Communication and Behavior Change: A case Study of Leprosy

Autor: Raju, Moturu Solomon
Rok vydání: 2022
Předmět:
DOI: 10.6084/m9.figshare.19181039
Popis: Studying the dynamics of change and the determinant factors has been of interest to Anthropologists. But the role of communication in health management, especially in the chronic diseases with psychosocial implications, has gained its importance over the past one and a half decade, as a potential field of research for the students who pursue Medical Anthropology. There is also a growing realization among the Medical Fraternity in the country, about the importance of behavioural inputs while treating chronic illnesses. Leprosy is one such chronic illness, notoriously known for creating psychological trauma right from the disclosure of diagnosis. Conventionally, services of individualized need-based formal communication that are often identified as counselling, are felt necessary and are provided to a few specific patients with manifested abnormalities requiring greater skills of curative treatment for correction.
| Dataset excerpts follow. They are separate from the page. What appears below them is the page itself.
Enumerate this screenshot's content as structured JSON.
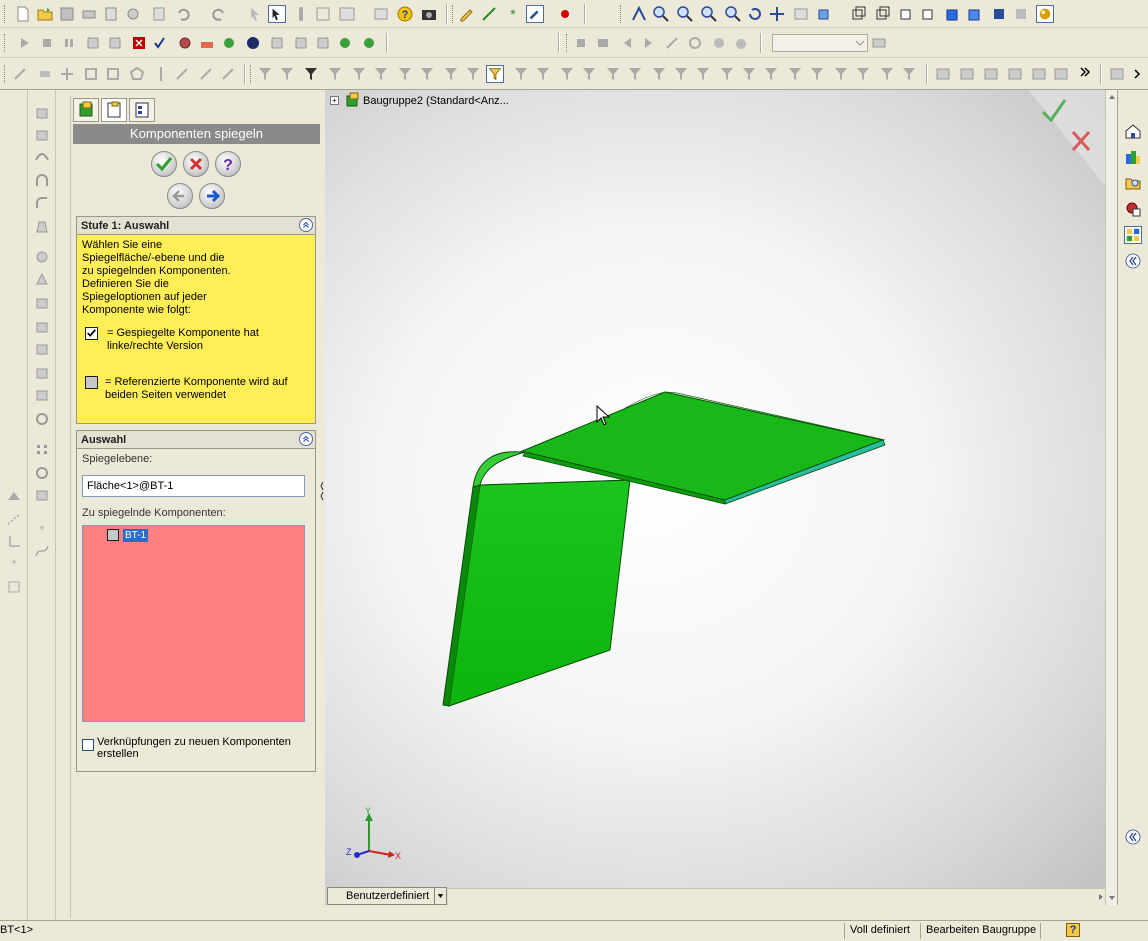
{
  "property_manager": {
    "title": "Komponenten spiegeln",
    "step1": {
      "header": "Stufe 1: Auswahl",
      "instructions": [
        "Wählen Sie eine",
        "Spiegelfläche/-ebene und die",
        "zu spiegelnden Komponenten.",
        "Definieren Sie die",
        "Spiegeloptionen auf jeder",
        "Komponente wie folgt:"
      ],
      "legend_checked_line1": "= Gespiegelte Komponente hat",
      "legend_checked_line2": "linke/rechte Version",
      "legend_unchecked_line1": "= Referenzierte Komponente wird auf",
      "legend_unchecked_line2": "beiden Seiten verwendet"
    },
    "selection": {
      "header": "Auswahl",
      "mirror_plane_label": "Spiegelebene:",
      "mirror_plane_value": "Fläche<1>@BT-1",
      "components_label": "Zu spiegelnde Komponenten:",
      "component_item": "BT-1",
      "create_mates_line1": "Verknüpfungen zu neuen Komponenten",
      "create_mates_line2": "erstellen"
    }
  },
  "viewport": {
    "tree_header": "Baugruppe2  (Standard<Anz...",
    "view_orientation": "Benutzerdefiniert",
    "triad": {
      "x": "X",
      "y": "Y",
      "z": "Z"
    }
  },
  "status_bar": {
    "selection": "BT<1>",
    "definition": "Voll definiert",
    "mode": "Bearbeiten Baugruppe",
    "help": "?"
  },
  "colors": {
    "part_green": "#12c012",
    "step1_bg": "#ffee55",
    "listbox_bg": "#ff8080",
    "title_bar": "#8a8a8a",
    "accept": "#2ca02c",
    "cancel": "#d83030"
  }
}
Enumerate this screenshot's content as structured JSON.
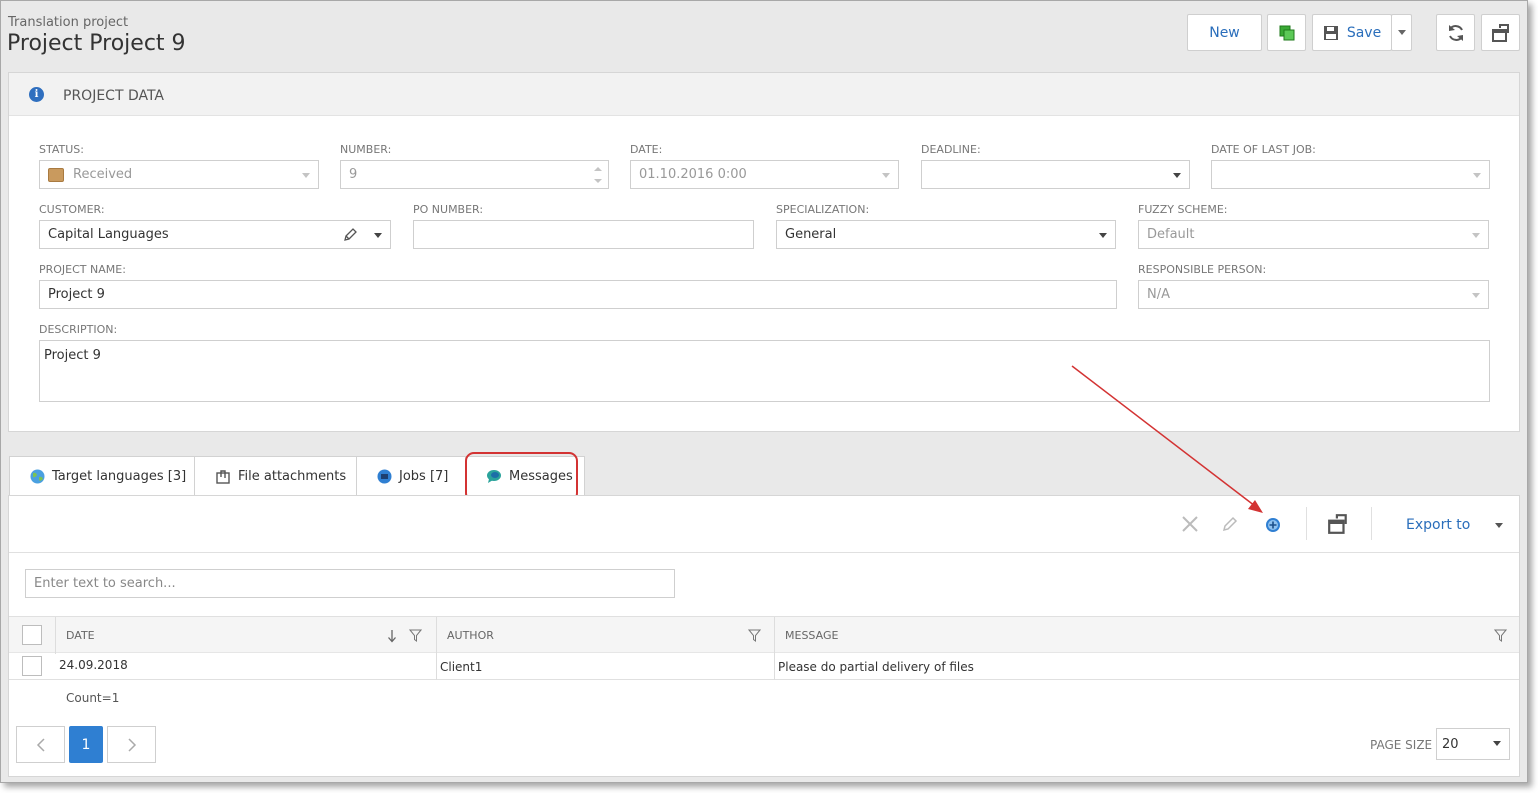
{
  "header": {
    "subtitle": "Translation project",
    "title": "Project Project 9",
    "new_label": "New",
    "save_label": "Save"
  },
  "project_data": {
    "section_title": "PROJECT DATA",
    "status": {
      "label": "STATUS:",
      "value": "Received"
    },
    "number": {
      "label": "NUMBER:",
      "value": "9"
    },
    "date": {
      "label": "DATE:",
      "value": "01.10.2016 0:00"
    },
    "deadline": {
      "label": "DEADLINE:",
      "value": ""
    },
    "date_last_job": {
      "label": "DATE OF LAST JOB:",
      "value": ""
    },
    "customer": {
      "label": "CUSTOMER:",
      "value": "Capital Languages"
    },
    "po_number": {
      "label": "PO NUMBER:",
      "value": ""
    },
    "specialization": {
      "label": "SPECIALIZATION:",
      "value": "General"
    },
    "fuzzy_scheme": {
      "label": "FUZZY SCHEME:",
      "value": "Default"
    },
    "project_name": {
      "label": "PROJECT NAME:",
      "value": "Project 9"
    },
    "responsible_person": {
      "label": "RESPONSIBLE PERSON:",
      "value": "N/A"
    },
    "description": {
      "label": "DESCRIPTION:",
      "value": "Project 9"
    }
  },
  "tabs": [
    {
      "label": "Target languages [3]"
    },
    {
      "label": "File attachments"
    },
    {
      "label": "Jobs [7]"
    },
    {
      "label": "Messages"
    }
  ],
  "messages": {
    "export_label": "Export to",
    "search_placeholder": "Enter text to search...",
    "columns": [
      "DATE",
      "AUTHOR",
      "MESSAGE"
    ],
    "rows": [
      {
        "date": "24.09.2018",
        "author": "Client1",
        "message": "Please do partial delivery of files"
      }
    ],
    "count": "Count=1",
    "page": "1",
    "page_size_label": "PAGE SIZE",
    "page_size": "20"
  },
  "colors": {
    "accent": "#2a6ebb",
    "annotation": "#d33333"
  }
}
And a large number of other patients with pathogenic symptoms are treated either through communicating a standardized common, package of information informally under the garb of health education, or totally left to the influence of indigenous communication channels. Majority of such patients develops abnormal and non-complying behaviour that could have been avoided with a little effort of individualized and preventive nature. While, feasibility of incorporating individualized need-based communication inputs in the process of routine treatment for chronic illnesses remains as a subject for discussion, the present study is an attempt to appreciate the process of communication between the counsellor and the patients employing Anthropological technique of observation and to gauge the relative impact cf individualized need based formal communication and non formal communication on the adjustment patterns of leprosy patients during their treatment.